Santos made a change – Salpingidis replaced Ninis on the right – but this didn’t affect their defensive reshaping. They came out for the second half in a basic 4-4-1, with the two other central midfielders now sitting deeper, and the wide forwards told to form a strict second bank of four – whereas previously, they’d been part of a front three and were slow getting back into position.
While Greece wouldn’t have wanted the sending-off (and at the risk of using the “sometimes it’s more difficult to play against ten men” cliché) Poland appeared more affected by the Greek red card. Primarily, this was because Samaras was now doing a good defensive job and protecting Holebas (who himself was more reserved). Poland’s previous supremacy down the right was barely notable.
Poland’s gameplan at 1-0 was unclear – they played with much less energy and attacking intent, but lacked the ability to keep possession and kill the game. Greece, despite having a man less, were much improved in the second half, able to bring their wide players into the game and move forward more regularly, if often very slowly.
The introduction of Salpingidis was crucial. He scored the goal – which came after a good overlap from Torosidis and more poor goalkeeping, this time from Wojciech Szczesny. Salpingidis later won a penalty, and scored a disallowed goal after a marginal offside call.
Still at 11 v 10, Santos’ third and final substitution came after 68 minutes. He removed striker Theo Gekas and introduced young attacking midfielder Kostas Fortounis, who played on the left, with Samaras moving upfront. This immediately had an impact, with the front three combining brilliantly – Samaras was now in a position where he could hold the ball up, and did so for Fortounis to chip the ball over the defence for Salpingidis, leading to Szczesny’s red card and Karagounis squandering the resulting penalty, in keeping with his dead ball performance from the first half.
Smuda responded by moving to an identical 4-4-1 (removing Rybus, putting Obraniak to the left and bringing on Przemyslaw Tyton, who was the hero with his penalty save). But Greece continued to look the better side, with great thrust on both flanks. Poland, having made a defensive shift at the break, were unable to regain their initial energy, and a 4-4-1 v 4-4-1 battle for the final 25 minutes yielded a draw.

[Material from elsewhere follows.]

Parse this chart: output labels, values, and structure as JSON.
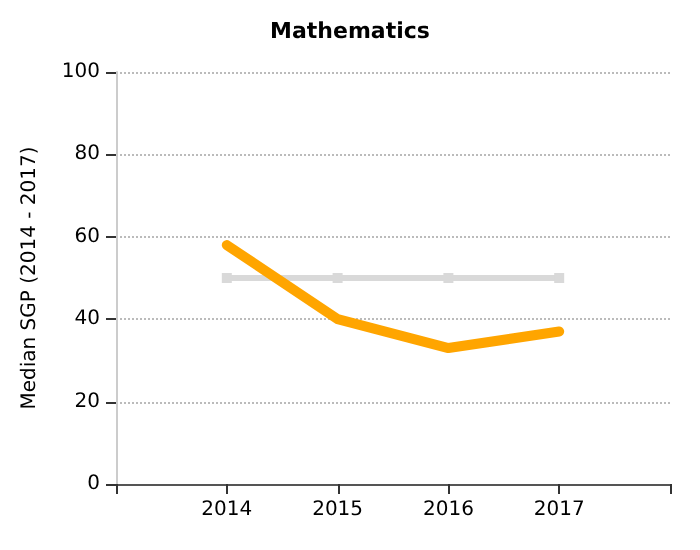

One can question Santos’ initial strategy – although he was simply using Greece’s natural shape, it was suicidal to leave Samaras high up on Greece’s left against the strongest part of Poland’s side, and the home team should really have punished Greece by scoring more than a single goal in the first half.
But he deserves great credit for the way he reacted to the red card. Moving to two banks of four stabilized the game and helped protect Holebas, sucking the momentum out of Poland’s play. Then, the two changes on the flanks allowed Greece back in the game, and both Salpingidis and Fortounis will be hopeful of a start against the Czechs on Tuesday.
Poland started superbly but once Greece started to protect Holebas, they looked lost. Smuda will regret his side taking their foot off the gas for the second half, as the drop in performance was extraordinary.
Both will still fancy their chances of progression.